I take offense at that, sir. The House of Lords and the parliament stand as good examples of british democracy…
…pfft, I really can’t keep that up much longer. Yea, the brits weren’t exactly shining examples of democracy in action. Neither under their empire nor the clown act we’ve seen them pulling off since.

"Red China paid some lip service for a few years, but there was never any intent to have HK be other than a collection of islands of slaves."

Profitable slaves, mind. For all the propaganda and hype about the "people’s republic" in effect China is more a corporatist approach to governance and economy which makes the US look like a socialist utopia than they are a communist regime.

"Well, they may considered themselves insulted. But not as badly insulted as they ought to be, considering their rather poor competency and character."

Oh, there’s plenty to be said about chinese officials, particularly in HK which may end up becoming the next Tibet as they become redefined as a "problem province". Sadly their competency is not that much in question. They’re the sort of villains who tend to win even if it IS by following templates of brute-force social engineering they developed during thousands of years of imperial rule.

They’re not like the soviets who set up imaginary ideals and free fantasies then relied on wishful thinking and chanting Marx to produce a worker’s paradise out of nothing.

The standard template China appears to be going for is that as long as 8 or 9 out of 10 citizens are happy they can just use the 10th as a warning example unto others. On mainland China that method seems to work just fine which is why so very many chinese just accept the status quo as not just normal but desirable.

HK residents not having grown up with ultra-authoritarianist imperialism as their model of life take a bit more offense at this but frankly speaking they’ll be made to accept it no matter the price China has to pay in international forums over it. If China has to put half of HK in re-education camps to get it done that is what they’ll do.

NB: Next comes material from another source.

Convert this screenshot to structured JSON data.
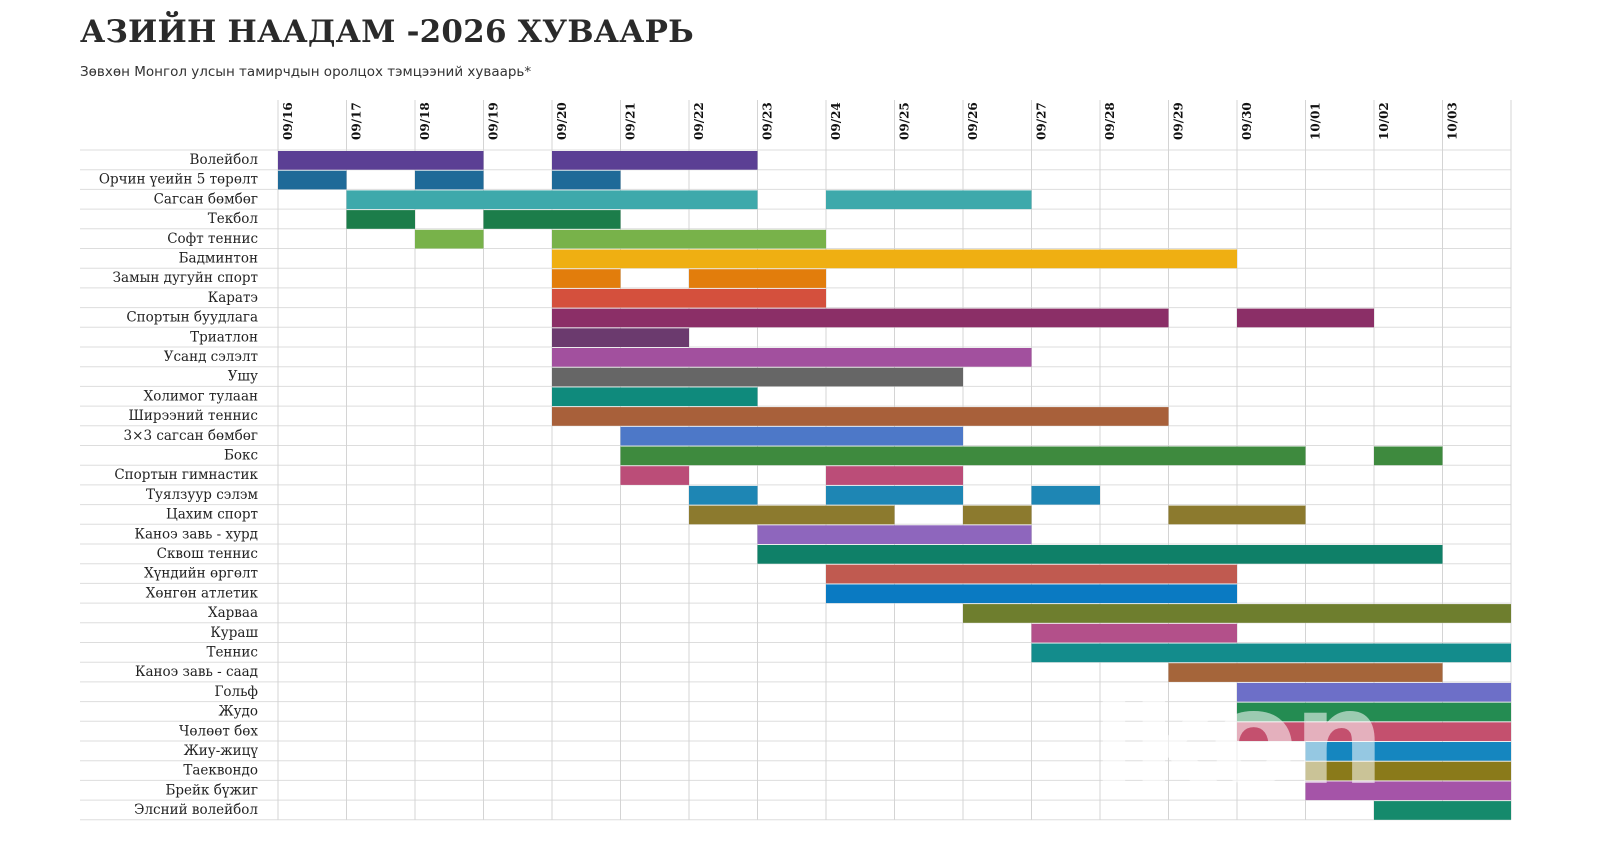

What still bugs me, however, is the way the brits decided to drop HK in the cacky without a single hint that any HK resident unhappy with the idea of becoming a model citizen of the Empire of Qin had better skedaddle in good time. They’ve had about a generation’s worth of warning and the timetable was fixed on when they’d go from being (relatively) free people to (relatively) enslaved ones.
The brits above all knew no matter what China promised on paper HK was going to end up with the exact same rights (or lack of them) as the rest of China. The granted privileges outside of that would last up until anyone actually tried to make use of them whereupon – as we’ve seen – the crackdown comes.